Here are some helpful hints for checking if your feet are healthy and problem-free:
- Skin: Do you have any calluses, corns, blisters, rashes, or irritations? Are you experiencing areas of friction or pressure due to ill-fitting footwear rubbing against the skin? Also, a bluish, reddish, or purplish tinge to the toes or feet can signal a problem with circulation.
- Pain: Are you experiencing any pain or discomfort? Pain can be sudden or chronic; it can happen before, during, or after activities such as walking or running or even while just sitting still.
- Sensation: Do you have normal foot sensation on all parts of the foot? Use a stick-type object with a dull end (such as a pencil’s eraser end) and gently drag it across the top, bottom, and left and right sides of both feet. The feeling should be the same in all areas except for the sole of the foot that is more ticklish and may feel less pressure. Decreased sensation can indicate nerve dysfunction and/ or diabetes.

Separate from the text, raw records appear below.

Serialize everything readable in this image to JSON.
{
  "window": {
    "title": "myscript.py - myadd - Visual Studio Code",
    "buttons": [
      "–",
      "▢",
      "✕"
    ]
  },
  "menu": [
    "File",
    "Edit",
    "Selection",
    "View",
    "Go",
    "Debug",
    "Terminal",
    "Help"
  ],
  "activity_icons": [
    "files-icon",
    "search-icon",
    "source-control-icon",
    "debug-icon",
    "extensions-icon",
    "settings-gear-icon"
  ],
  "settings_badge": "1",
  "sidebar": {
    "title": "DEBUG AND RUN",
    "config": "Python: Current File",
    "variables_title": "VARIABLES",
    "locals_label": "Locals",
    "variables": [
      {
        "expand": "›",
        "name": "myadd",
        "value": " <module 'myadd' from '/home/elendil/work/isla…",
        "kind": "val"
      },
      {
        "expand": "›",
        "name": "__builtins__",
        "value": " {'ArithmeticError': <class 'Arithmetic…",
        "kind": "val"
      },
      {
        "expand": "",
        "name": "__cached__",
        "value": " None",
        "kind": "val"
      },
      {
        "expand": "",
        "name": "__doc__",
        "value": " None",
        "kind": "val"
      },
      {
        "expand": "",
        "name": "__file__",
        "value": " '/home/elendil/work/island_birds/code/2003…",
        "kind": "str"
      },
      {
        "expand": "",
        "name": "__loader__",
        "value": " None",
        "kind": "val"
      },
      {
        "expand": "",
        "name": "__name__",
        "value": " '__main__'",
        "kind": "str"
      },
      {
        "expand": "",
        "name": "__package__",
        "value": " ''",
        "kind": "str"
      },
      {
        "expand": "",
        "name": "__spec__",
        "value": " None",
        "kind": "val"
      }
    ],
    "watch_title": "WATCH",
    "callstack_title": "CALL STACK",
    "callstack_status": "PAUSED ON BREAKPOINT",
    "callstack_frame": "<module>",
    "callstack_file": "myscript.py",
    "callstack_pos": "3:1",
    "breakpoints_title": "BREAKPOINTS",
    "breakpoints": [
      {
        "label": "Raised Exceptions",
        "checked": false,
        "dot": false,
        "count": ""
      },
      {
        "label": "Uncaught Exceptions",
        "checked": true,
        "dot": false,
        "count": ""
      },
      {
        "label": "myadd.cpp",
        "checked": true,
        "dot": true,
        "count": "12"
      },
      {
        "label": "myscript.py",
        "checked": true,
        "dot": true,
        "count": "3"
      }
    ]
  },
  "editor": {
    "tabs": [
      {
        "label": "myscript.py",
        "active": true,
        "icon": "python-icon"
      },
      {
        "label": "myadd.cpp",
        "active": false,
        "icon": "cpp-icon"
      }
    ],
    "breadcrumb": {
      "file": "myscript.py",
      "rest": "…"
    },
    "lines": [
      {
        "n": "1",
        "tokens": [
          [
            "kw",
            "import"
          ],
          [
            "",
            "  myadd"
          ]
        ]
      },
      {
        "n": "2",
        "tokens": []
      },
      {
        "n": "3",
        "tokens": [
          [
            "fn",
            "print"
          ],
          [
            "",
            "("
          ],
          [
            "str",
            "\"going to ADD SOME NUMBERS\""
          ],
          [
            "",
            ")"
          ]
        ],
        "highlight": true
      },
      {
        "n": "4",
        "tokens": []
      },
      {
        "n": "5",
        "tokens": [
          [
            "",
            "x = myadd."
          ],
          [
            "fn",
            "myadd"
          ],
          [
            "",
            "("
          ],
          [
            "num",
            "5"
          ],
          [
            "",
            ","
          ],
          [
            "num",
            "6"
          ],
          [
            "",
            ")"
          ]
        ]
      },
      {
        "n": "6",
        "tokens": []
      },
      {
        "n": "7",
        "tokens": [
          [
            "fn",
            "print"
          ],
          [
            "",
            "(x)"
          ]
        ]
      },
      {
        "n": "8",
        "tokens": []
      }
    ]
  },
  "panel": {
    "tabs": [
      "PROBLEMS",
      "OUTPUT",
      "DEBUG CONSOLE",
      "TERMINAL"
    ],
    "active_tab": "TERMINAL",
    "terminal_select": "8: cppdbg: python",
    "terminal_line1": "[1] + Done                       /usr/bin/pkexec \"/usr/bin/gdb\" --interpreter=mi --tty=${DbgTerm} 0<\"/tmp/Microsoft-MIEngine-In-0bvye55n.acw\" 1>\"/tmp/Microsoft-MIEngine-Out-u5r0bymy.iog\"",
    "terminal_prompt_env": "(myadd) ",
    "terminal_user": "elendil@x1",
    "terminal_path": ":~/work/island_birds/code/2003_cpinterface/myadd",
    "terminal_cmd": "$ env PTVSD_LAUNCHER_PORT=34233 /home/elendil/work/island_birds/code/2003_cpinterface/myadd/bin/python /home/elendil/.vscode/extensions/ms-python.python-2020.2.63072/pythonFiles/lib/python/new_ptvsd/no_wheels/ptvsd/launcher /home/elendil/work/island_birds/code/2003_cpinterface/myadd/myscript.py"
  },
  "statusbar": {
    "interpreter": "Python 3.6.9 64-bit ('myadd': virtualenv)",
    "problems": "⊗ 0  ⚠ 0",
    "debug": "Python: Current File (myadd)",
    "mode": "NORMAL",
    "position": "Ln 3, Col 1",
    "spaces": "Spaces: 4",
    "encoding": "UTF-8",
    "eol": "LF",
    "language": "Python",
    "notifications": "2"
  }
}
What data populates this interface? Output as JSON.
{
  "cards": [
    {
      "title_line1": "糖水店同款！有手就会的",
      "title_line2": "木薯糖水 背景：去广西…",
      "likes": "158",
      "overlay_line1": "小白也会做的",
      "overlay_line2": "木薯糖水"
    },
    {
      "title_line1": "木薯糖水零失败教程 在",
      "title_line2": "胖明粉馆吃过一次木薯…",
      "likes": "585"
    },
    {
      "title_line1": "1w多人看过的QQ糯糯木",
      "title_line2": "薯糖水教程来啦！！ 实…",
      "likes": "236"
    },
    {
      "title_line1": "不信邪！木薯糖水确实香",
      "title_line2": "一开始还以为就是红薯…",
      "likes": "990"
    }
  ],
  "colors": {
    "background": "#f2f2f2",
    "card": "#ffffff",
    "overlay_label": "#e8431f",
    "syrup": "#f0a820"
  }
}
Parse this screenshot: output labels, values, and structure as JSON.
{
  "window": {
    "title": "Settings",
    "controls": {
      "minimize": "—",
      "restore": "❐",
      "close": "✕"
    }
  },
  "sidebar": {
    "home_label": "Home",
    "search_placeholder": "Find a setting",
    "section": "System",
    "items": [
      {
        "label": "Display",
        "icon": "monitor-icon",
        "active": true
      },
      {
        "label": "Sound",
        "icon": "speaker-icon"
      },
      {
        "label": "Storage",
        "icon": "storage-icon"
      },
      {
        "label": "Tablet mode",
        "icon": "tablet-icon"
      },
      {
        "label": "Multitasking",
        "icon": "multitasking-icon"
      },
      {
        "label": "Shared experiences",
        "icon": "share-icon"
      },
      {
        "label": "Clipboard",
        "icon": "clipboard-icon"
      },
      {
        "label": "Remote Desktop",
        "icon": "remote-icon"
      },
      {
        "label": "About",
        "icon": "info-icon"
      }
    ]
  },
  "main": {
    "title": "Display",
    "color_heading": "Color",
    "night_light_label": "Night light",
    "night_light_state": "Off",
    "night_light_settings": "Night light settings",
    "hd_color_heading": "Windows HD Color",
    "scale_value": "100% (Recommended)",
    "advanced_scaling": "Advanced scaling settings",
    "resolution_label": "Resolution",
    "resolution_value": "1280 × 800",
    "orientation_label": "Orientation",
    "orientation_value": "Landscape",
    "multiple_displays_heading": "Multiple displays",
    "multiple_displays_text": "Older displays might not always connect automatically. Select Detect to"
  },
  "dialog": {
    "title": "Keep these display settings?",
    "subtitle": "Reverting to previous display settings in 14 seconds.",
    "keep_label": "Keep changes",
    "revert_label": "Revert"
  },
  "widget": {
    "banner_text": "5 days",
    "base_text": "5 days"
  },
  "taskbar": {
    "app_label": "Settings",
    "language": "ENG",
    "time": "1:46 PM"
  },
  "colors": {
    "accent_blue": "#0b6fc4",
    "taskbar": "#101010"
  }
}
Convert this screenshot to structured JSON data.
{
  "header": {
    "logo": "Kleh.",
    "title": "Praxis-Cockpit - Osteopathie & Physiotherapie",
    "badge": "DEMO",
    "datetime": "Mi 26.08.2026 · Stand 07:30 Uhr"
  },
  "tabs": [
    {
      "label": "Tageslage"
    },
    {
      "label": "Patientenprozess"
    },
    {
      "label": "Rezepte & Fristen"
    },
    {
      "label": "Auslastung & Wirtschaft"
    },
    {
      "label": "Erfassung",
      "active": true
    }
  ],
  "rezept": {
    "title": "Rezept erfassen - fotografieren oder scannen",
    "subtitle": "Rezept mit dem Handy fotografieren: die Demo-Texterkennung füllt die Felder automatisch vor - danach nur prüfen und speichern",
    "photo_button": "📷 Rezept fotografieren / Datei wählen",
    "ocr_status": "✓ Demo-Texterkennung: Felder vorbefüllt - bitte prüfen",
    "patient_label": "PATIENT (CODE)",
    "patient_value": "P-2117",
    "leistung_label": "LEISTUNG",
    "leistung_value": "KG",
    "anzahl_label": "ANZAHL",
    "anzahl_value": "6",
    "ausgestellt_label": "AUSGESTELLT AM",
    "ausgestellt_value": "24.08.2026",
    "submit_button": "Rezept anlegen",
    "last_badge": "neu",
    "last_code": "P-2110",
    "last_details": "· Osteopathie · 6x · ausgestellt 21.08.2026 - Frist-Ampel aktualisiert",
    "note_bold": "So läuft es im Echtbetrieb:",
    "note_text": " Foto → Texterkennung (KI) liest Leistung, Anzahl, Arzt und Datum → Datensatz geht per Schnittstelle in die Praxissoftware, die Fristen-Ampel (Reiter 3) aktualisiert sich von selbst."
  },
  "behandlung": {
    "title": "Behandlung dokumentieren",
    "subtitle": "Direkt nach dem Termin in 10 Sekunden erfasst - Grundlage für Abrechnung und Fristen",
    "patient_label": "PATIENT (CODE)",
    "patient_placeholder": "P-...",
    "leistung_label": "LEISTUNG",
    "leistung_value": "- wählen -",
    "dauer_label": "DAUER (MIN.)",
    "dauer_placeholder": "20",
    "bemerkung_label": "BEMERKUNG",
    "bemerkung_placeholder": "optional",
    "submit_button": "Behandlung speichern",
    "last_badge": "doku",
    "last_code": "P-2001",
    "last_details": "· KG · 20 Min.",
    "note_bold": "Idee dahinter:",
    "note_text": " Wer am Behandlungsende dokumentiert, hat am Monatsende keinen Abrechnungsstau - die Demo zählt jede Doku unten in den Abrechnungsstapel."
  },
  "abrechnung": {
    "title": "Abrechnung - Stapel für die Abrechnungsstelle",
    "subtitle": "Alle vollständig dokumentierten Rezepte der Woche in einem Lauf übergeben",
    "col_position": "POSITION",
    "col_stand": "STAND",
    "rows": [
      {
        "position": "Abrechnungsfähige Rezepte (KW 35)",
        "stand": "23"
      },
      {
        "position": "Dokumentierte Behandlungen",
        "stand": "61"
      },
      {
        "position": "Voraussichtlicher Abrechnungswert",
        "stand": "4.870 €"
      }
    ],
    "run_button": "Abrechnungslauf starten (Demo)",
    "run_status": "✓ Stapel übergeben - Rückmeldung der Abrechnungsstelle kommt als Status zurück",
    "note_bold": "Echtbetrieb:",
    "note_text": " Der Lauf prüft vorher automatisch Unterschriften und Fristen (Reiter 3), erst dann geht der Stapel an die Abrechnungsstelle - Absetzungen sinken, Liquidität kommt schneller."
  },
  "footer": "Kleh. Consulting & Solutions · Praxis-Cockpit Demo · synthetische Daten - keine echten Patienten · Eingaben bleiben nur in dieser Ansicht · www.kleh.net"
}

- Movement: Do you have good balance? Conduct a simple balance test to find out: stand on one foot, close your eyes, and stick your arms out to the sides; up to age 30, you should be able to balance for 15 seconds; 30 to 40 year olds should be able to keep their balance for 12 seconds; 40 to 50 year olds should hold their balance for 10 seconds; and people over 50 should be able to maintain their balance for 7 seconds. Have someone stand close by to catch you if needed.
Are your toes and ankles flexible? Try some basic foot, toe, ankle, and lower leg exercises. If you experience pain, there may be a problem present. If you feel a strain, it would be beneficial to start exercising these body parts regularly. See our “Foot and Toe Stretching Exercises” and our “Ankle and Lower Leg Stretching Exercises.”
If this is more than minor or does not resolve in a few days, see your Podiatrist.